Interrogé à la suite de cette séquence navrante, Dominique Pélicot défend sa femme en tous points. « Sur ces photos, il y en a deux consenties en lingerie, explique-t-il posément. Le reste, ce sont des photos intimes, à l’insu de Madame. Il faut arrêter de la suspecter, j’ai fait beaucoup de choses à son insu ».

En début d’après-midi, Gisèle Pélicot avait livré son ressenti sur l’audience depuis trois semaines. « Depuis que je suis arrivée dans cette salle, je me sens humiliée, on me traite d’alcoolique, de complice… On a débattu sur l’horodatage des viols ! Est-ce que c’est une question de temps, le viol ? Trois minutes, une heure ? Si les personnes qui disent cela voyaient leur sœur ou leur fille être victime, ils auraient le même débat ? Minute ou seconde, peu importe, ils sont venus me violer ! C’est tellement dégradant, éprouvant […] Il faut avoir un degré de patience élevé pour supporter tout ce que je peux entendre. »

« Ils devraient s’asseoir à ma place ! »

Avant même que les photos ne soient diffusées, cette femme frêle avait semblé sortir d’elle-même, indignée par certains arguments de la défense : « J’ai l’impression que la coupable, c’est moi, et derrière (NDLR : où sont assis les accusés), ce sont des victimes ! D’ailleurs ils devraient s’asseoir à ma place ! » « Certains disent que vous auriez pu être d’accord (NDLR : pour avoir des relations sexuelles avec les accusés) et auriez délégué l’accord à votre mari ? », l’interroge son avocat Me Stéphane Babonneau. « À partir de quel moment un homme décide pour sa femme ? s’agace Gisèle Pélicot. J’étais sous emprise chimique. Quand ils voient une femme endormie sur son lit, ils s’interrogent ? Ils ont quoi à la place du cerveau ? » Des bruits s’élèvent sur les bancs de la défense. « Il y en a 50 qui ne se sont pas posé la question. Ce sont des dégénérés ! Je n’ai pas l’habitude de m’énerver mais ça suffit ! », éclate-t-elle.
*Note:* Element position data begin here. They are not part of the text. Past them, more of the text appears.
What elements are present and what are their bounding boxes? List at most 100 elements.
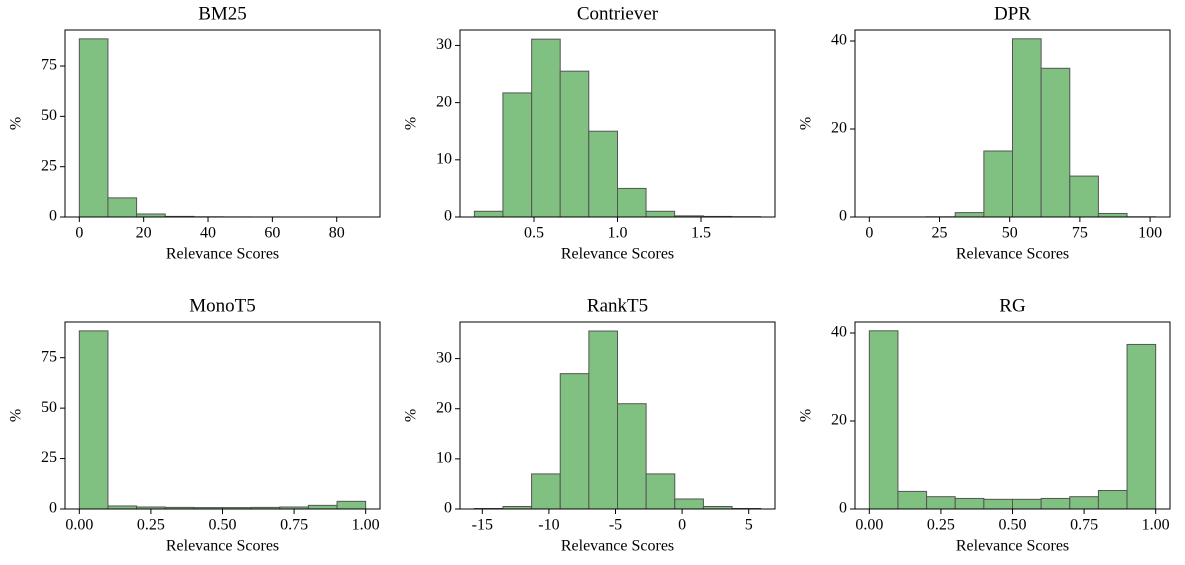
x-tick-label: 40 [200,225,216,242]
x-tick-label: 1.0 [608,225,628,242]
y-tick-label: 40 [831,32,847,49]
x-tick-label: 0.25 [927,517,955,534]
x-tick-label: 0 [75,225,83,242]
x-tick-label: 80 [329,225,345,242]
chart-title: Contriever [577,3,659,24]
bar [1012,498,1042,510]
bar [983,498,1014,510]
axes-frame [459,321,776,510]
y-tick-label: 25 [41,157,57,174]
y-tick-label: 20 [831,120,847,137]
axes-frame [64,29,381,218]
y-tick-label: 20 [436,399,452,416]
x-tick-label: 60 [264,225,280,242]
x-tick-label: 0 [678,517,686,534]
y-axis-label: % [798,409,815,422]
x-tick-label: 0 [865,225,873,242]
y-tick-label: 0 [444,500,452,517]
bar [559,70,590,218]
x-axis-label: Relevance Scores [956,538,1069,555]
bar [954,497,985,510]
x-tick-label: 0.00 [65,517,93,534]
bar [1069,175,1099,218]
y-axis-label: % [403,117,420,130]
x-tick-label: -15 [472,517,493,534]
y-tick-label: 0 [839,208,847,225]
bar [78,38,109,218]
x-tick-label: 0.75 [1070,517,1098,534]
axes-frame [854,29,1171,218]
y-tick-label: 20 [436,93,452,110]
bar [674,498,704,510]
x-tick-label: 0.75 [280,517,308,534]
bar [78,330,109,510]
bar [897,490,928,510]
bar [1126,343,1157,510]
x-tick-label: 1.00 [1142,517,1170,534]
x-axis-label: Relevance Scores [561,538,674,555]
bar [617,403,647,510]
x-axis-label: Relevance Scores [561,246,674,263]
x-tick-label: -10 [538,517,559,534]
chart-title: DPR [994,3,1031,24]
bar [645,210,676,218]
bar [926,496,956,510]
chart-title: RG [999,295,1026,316]
y-axis-label: % [8,117,25,130]
y-tick-label: 0 [49,208,57,225]
bar [307,504,338,510]
y-tick-label: 10 [436,450,452,467]
bar [617,187,647,218]
y-tick-label: 75 [41,57,57,74]
x-tick-label: 20 [136,225,152,242]
bar [107,197,138,218]
y-tick-label: 10 [436,150,452,167]
bar [1069,496,1099,510]
x-axis-label: Relevance Scores [166,538,279,555]
x-tick-label: 0.50 [999,517,1027,534]
bar [588,330,619,510]
y-tick-label: 75 [41,348,57,365]
x-tick-label: 0.50 [209,517,237,534]
y-tick-label: 50 [41,107,57,124]
bar [588,130,618,218]
bar [531,473,561,510]
bar [983,150,1014,218]
x-tick-label: 0.25 [137,517,165,534]
y-tick-label: 20 [831,412,847,429]
bar [1097,490,1128,510]
x-tick-label: 50 [1002,225,1018,242]
y-axis-label: % [8,409,25,422]
bar [531,38,561,218]
x-tick-label: 25 [932,225,948,242]
x-tick-label: 5 [745,517,753,534]
x-tick-label: -5 [609,517,622,534]
x-tick-label: 1.00 [352,517,380,534]
bar [336,500,367,510]
bar [1097,212,1128,218]
y-tick-label: 25 [41,449,57,466]
bar [954,212,985,218]
chart-title: MonoT5 [189,295,256,316]
x-tick-label: 1.5 [691,225,711,242]
y-tick-label: 40 [831,324,847,341]
bar [645,473,676,510]
bar [1040,497,1071,510]
x-tick-label: 0.00 [855,517,883,534]
axes-frame [64,321,381,510]
y-tick-label: 30 [436,349,452,366]
bar [1040,67,1071,218]
y-tick-label: 0 [839,500,847,517]
bar [473,210,504,218]
bar [868,330,899,510]
y-tick-label: 0 [444,208,452,225]
x-tick-label: 100 [1138,225,1162,242]
y-tick-label: 0 [49,500,57,517]
x-axis-label: Relevance Scores [166,246,279,263]
axes-frame [854,321,1171,510]
x-tick-label: 75 [1072,225,1088,242]
x-tick-label: 0.5 [524,225,544,242]
chart-title: RankT5 [587,295,648,316]
y-axis-label: % [403,409,420,422]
« Étiez-vous en mesure de vous opposer à ces hommes ? », lui demande à dessein Me Babonneau. « Dans l’état où j’étais, je ne pouvais pas répondre à qui que ce soit, j’étais dans le coma et les vidéos qu’on diffusera peuvent en attester. En tant que femme, l’humiliation est totale. Pas une seconde je n’ai donné mon consentement à ces hommes ». Difficile, ce mercredi, d’être entendue.